For some people getting on a plane is merely a form of transportation. For some of us we recognize the altered state of sharing an aluminum tube with 250 strangers for nine hours, disconnected from the surface of the Earth as something extraordinary in the human experience. For this time (when you're on the plane), you're literally not on the planet, and even more scientifically interesting is you're not even sharing the same phenomenon of time as inhabitants on Earth. When I say Wonderland, I'm truly not stretching the imagination of what's really happening. Thanks to the Theory Relativity, the faster we go, the slower time moves. A plane moving at 750 mph is moving faster than people on the surface of Earth and therefore time within that aircraft moves at a slower rate than those on Earth. This time dilation expressed by the Lorentz Factor means if I were to set my watch before I get on the plane in North Carolina, by the time I land in Belgium the next morning, more time will have passed here on Earth than for me and my 250 new friends in our United Airlines 777-200 aircraft (we literally become time travelers). The Hafele-Keating experiments in 1971 actually tested such travel science truths in just such a manner, and were proven true.
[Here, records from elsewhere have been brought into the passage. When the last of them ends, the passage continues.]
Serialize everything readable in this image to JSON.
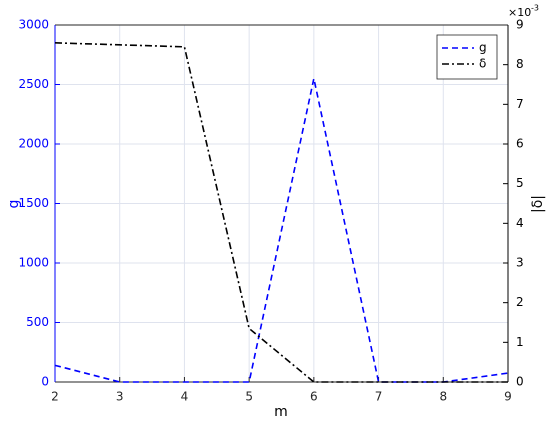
{
  "chart_data": {
    "type": "line",
    "x_label": "m",
    "y_label": "g",
    "y2_label": "|δ|",
    "y2_exponent_base": "×10",
    "y2_exponent": "-3",
    "x": [
      2,
      3,
      4,
      5,
      6,
      7,
      8,
      9
    ],
    "series": [
      {
        "name": "g",
        "color": "#0000ff",
        "linestyle": "dashed",
        "values": [
          140,
          0,
          0,
          0,
          2550,
          0,
          0,
          75
        ]
      },
      {
        "name": "δ",
        "color": "#000000",
        "linestyle": "dashdot",
        "axis": "y2",
        "values": [
          8.55,
          8.5,
          8.45,
          1.35,
          0,
          0,
          0,
          0
        ]
      }
    ],
    "xlim": [
      2,
      9
    ],
    "xticks": [
      2,
      3,
      4,
      5,
      6,
      7,
      8,
      9
    ],
    "ylim": [
      0,
      3000
    ],
    "yticks": [
      0,
      500,
      1000,
      1500,
      2000,
      2500,
      3000
    ],
    "y2lim": [
      0,
      9
    ],
    "y2ticks": [
      0,
      1,
      2,
      3,
      4,
      5,
      6,
      7,
      8,
      9
    ],
    "grid": true,
    "legend": "upper right"
  }
}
Now lets take this one step forward, and while my previous comments suggest practical real science applied to airplane travel, consider the theoretical phenomenon of Tachyons. Tachyons are theoretical particles that travel faster than the speed of light. If a plane could travel at faster than the speed of light, you could actually land before you leave. You could technically text (or call) yourself to tell yourself that you arrived as your waiting to leave (talk about Déjà vu) The interesting part about Tachyons are that no one on Earth would actually see you approaching, but you'd be arriving and departing at the same time. For me, this trip back to Brussels is my Déjà vu, and with it becomes the opportunity of recognizing the end of this adventure before I leave. I suppose that's what this little journal entry is about: understanding the opportunity before me.
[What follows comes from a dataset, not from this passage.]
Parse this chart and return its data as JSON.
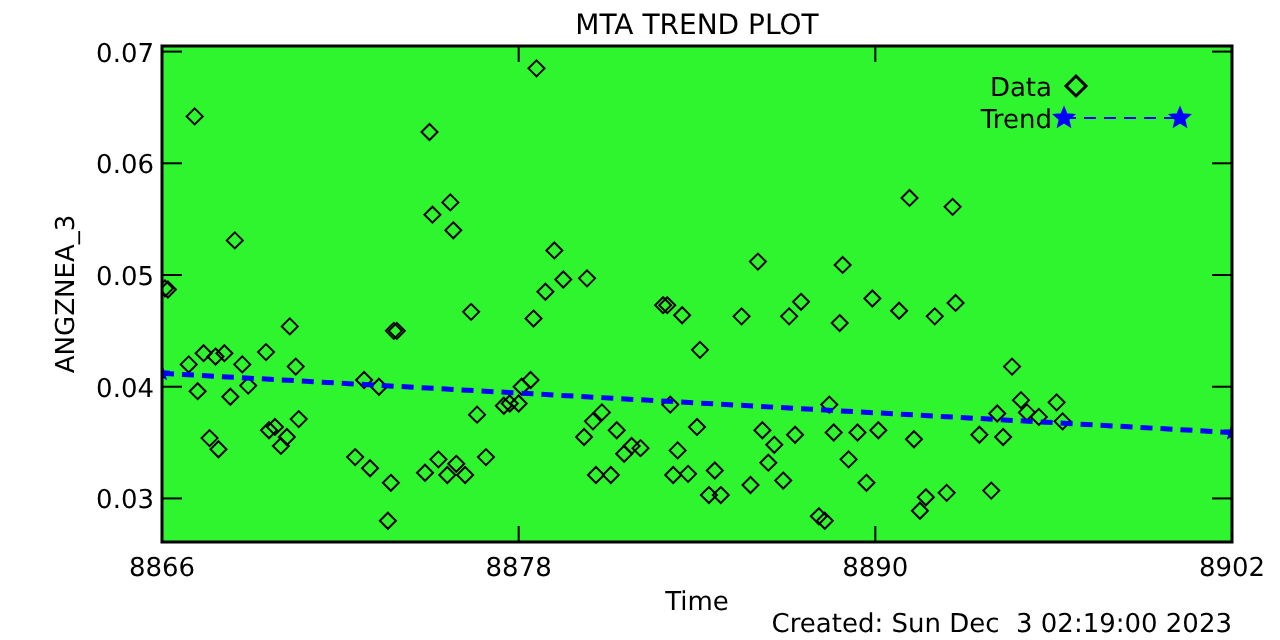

The worst phrase in the human language is someday I will. If you say this in front of me I translate this to "I'm too scared". Usually this is followed by the most annoying word: but. "Someday I will study abroad (or go such-and-such place) but, I don't have the money", or "but I couldn't go because I'd be away from my husband/wife/child etc.". Every-time someone puts travel, or their dreams off for another day because they believe someday they'll do it, remember, how your life is slipping away from you, and that time is literally being stolen from you (at a faster rate) because you're not one of the 250 people in my time-travel airplane to Wonderland.